In a few years all cows will go to a toilet, is surely the best thing you can hope to hear on a Monday. They are the words of Jan Langbein, an animal psychologist at the Research Institute for Farm Animal Biology (FBN) in Germany, and he is not joking.
Cow farts and faeces are, of course, a bit of stain on the climate. The methane everyone knows about is more burps than bums but nitrous oxide, one of the big three impactful greenhouse gasses, is the toxic end result of a number two. When relieving themselves in fields the waste can contaminate soils and waterways, and in barns a cocktail of pee and poo creates ammonia, an ‘indirect greenhouse gas’. Agriculture generates the largest chunk of ammonia emissions and livestock accounts for over half of these. If cows could be potty-trained though, waste could be ‘collected and treated’, cutting air pollutions and creating more ‘animal-friendly’ farms.
“It’s usually assumed that cattle are not capable of controlling defecation or urination,” said Langbein, co-author of the study. “Cattle, like many other animals or farm animals are quite clever and they can learn a lot. Why shouldn’t they be able to learn how to use a toilet?”
MooLoo
Any innovation in this field deserves a good name and MooLoo, as the training is known, does just the job. The scientists working on it, from FBN, FLI, in Germany, and the University of Auckland, have been refining a system that started from the back end. They began by rewarding calves after they urinated in a toilet and then allowed them to move towards the latrines from outside when they needed to go.
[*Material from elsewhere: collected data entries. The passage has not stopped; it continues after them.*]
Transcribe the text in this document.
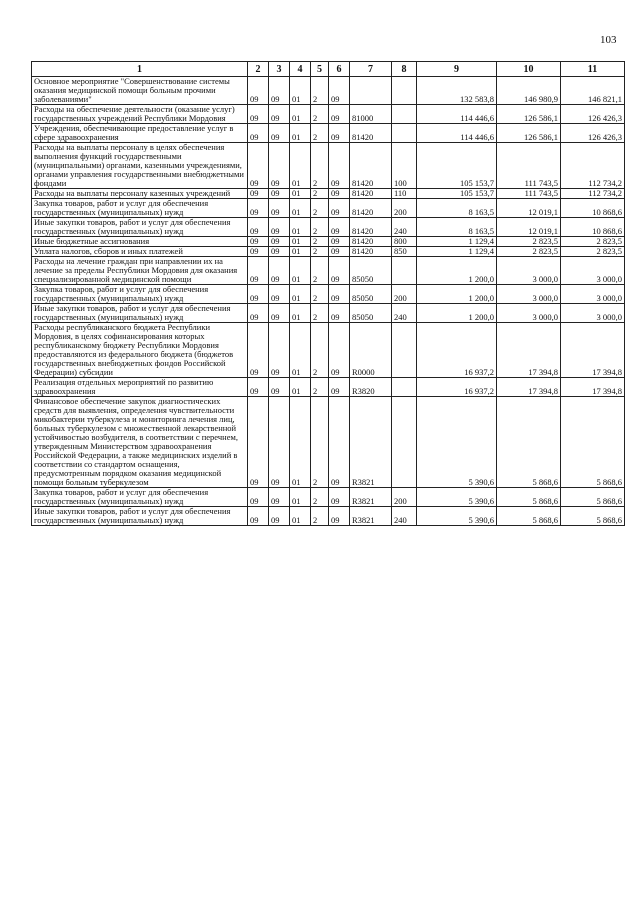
103
1	2	3	4	5	6	7	8	9	10	11
Основное мероприятие "Совершенствование системы оказания медицинской помощи больным прочими заболеваниями"	09	09	01	2	09			132 583,8	146 980,9	146 821,1
Расходы на обеспечение деятельности (оказание услуг) государственных учреждений Республики Мордовия	09	09	01	2	09	81000		114 446,6	126 586,1	126 426,3
Учреждения, обеспечивающие предоставление услуг в сфере здравоохранения	09	09	01	2	09	81420		114 446,6	126 586,1	126 426,3
Расходы на выплаты персоналу в целях обеспечения выполнения функций государственными (муниципальными) органами, казенными учреждениями, органами управления государственными внебюджетными фондами	09	09	01	2	09	81420	100	105 153,7	111 743,5	112 734,2
Расходы на выплаты персоналу казенных учреждений	09	09	01	2	09	81420	110	105 153,7	111 743,5	112 734,2
Закупка товаров, работ и услуг для обеспечения государственных (муниципальных) нужд	09	09	01	2	09	81420	200	8 163,5	12 019,1	10 868,6
Иные закупки товаров, работ и услуг для обеспечения государственных (муниципальных) нужд	09	09	01	2	09	81420	240	8 163,5	12 019,1	10 868,6
Иные бюджетные ассигнования	09	09	01	2	09	81420	800	1 129,4	2 823,5	2 823,5
Уплата налогов, сборов и иных платежей	09	09	01	2	09	81420	850	1 129,4	2 823,5	2 823,5
Расходы на лечение граждан при направлении их на лечение за пределы Республики Мордовия для оказания специализированной медицинской помощи	09	09	01	2	09	85050		1 200,0	3 000,0	3 000,0
Закупка товаров, работ и услуг для обеспечения государственных (муниципальных) нужд	09	09	01	2	09	85050	200	1 200,0	3 000,0	3 000,0
Иные закупки товаров, работ и услуг для обеспечения государственных (муниципальных) нужд	09	09	01	2	09	85050	240	1 200,0	3 000,0	3 000,0
Расходы республиканского бюджета Республики Мордовия, в целях софинансирования которых республиканскому бюджету Республики Мордовия предоставляются из федерального бюджета (бюджетов государственных внебюджетных фондов Российской Федерации) субсидии	09	09	01	2	09	R0000		16 937,2	17 394,8	17 394,8
Реализация отдельных мероприятий по развитию здравоохранения	09	09	01	2	09	R3820		16 937,2	17 394,8	17 394,8
Финансовое обеспечение закупок диагностических средств для выявления, определения чувствительности микобактерии туберкулеза и мониторинга лечения лиц, больных туберкулезом с множественной лекарственной устойчивостью возбудителя, в соответствии с перечнем, утвержденным Министерством здравоохранения Российской Федерации, а также медицинских изделий в соответствии со стандартом оснащения, предусмотренным порядком оказания медицинской помощи больным туберкулезом	09	09	01	2	09	R3821		5 390,6	5 868,6	5 868,6
Закупка товаров, работ и услуг для обеспечения государственных (муниципальных) нужд	09	09	01	2	09	R3821	200	5 390,6	5 868,6	5 868,6
Иные закупки товаров, работ и услуг для обеспечения государственных (муниципальных) нужд	09	09	01	2	09	R3821	240	5 390,6	5 868,6	5 868,6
“You have to try to include the animals in the process and train the animals to follow what they should learn,” said Langbein. “We guessed it should be possible to train the animals, but to what extent we didn’t know.”
To stop cows taking a tinkle outside the researchers made it unappealing.
“As a punishment we first used in-ear headphones and we played a very nasty sound whenever they urinated outside,” added Langbein. “We thought this would punish the animals—not too aversively—but they didn’t care. Ultimately, a splash of water worked well as a gentle deterrent.”
The experiment went well, with 11 of the 16 calves successfully trained, and Langbein is confident things will get even better.
“After ten, fifteen, twenty years of researching with cattle, we know that animals have a personality, and they handle different things in a different way. They are not all the same.”
Next the innovative researchers plan to apply the learning ‘into real cattle housing and outdoor systems’ so that ‘in a few years all cows will go to a toilet’.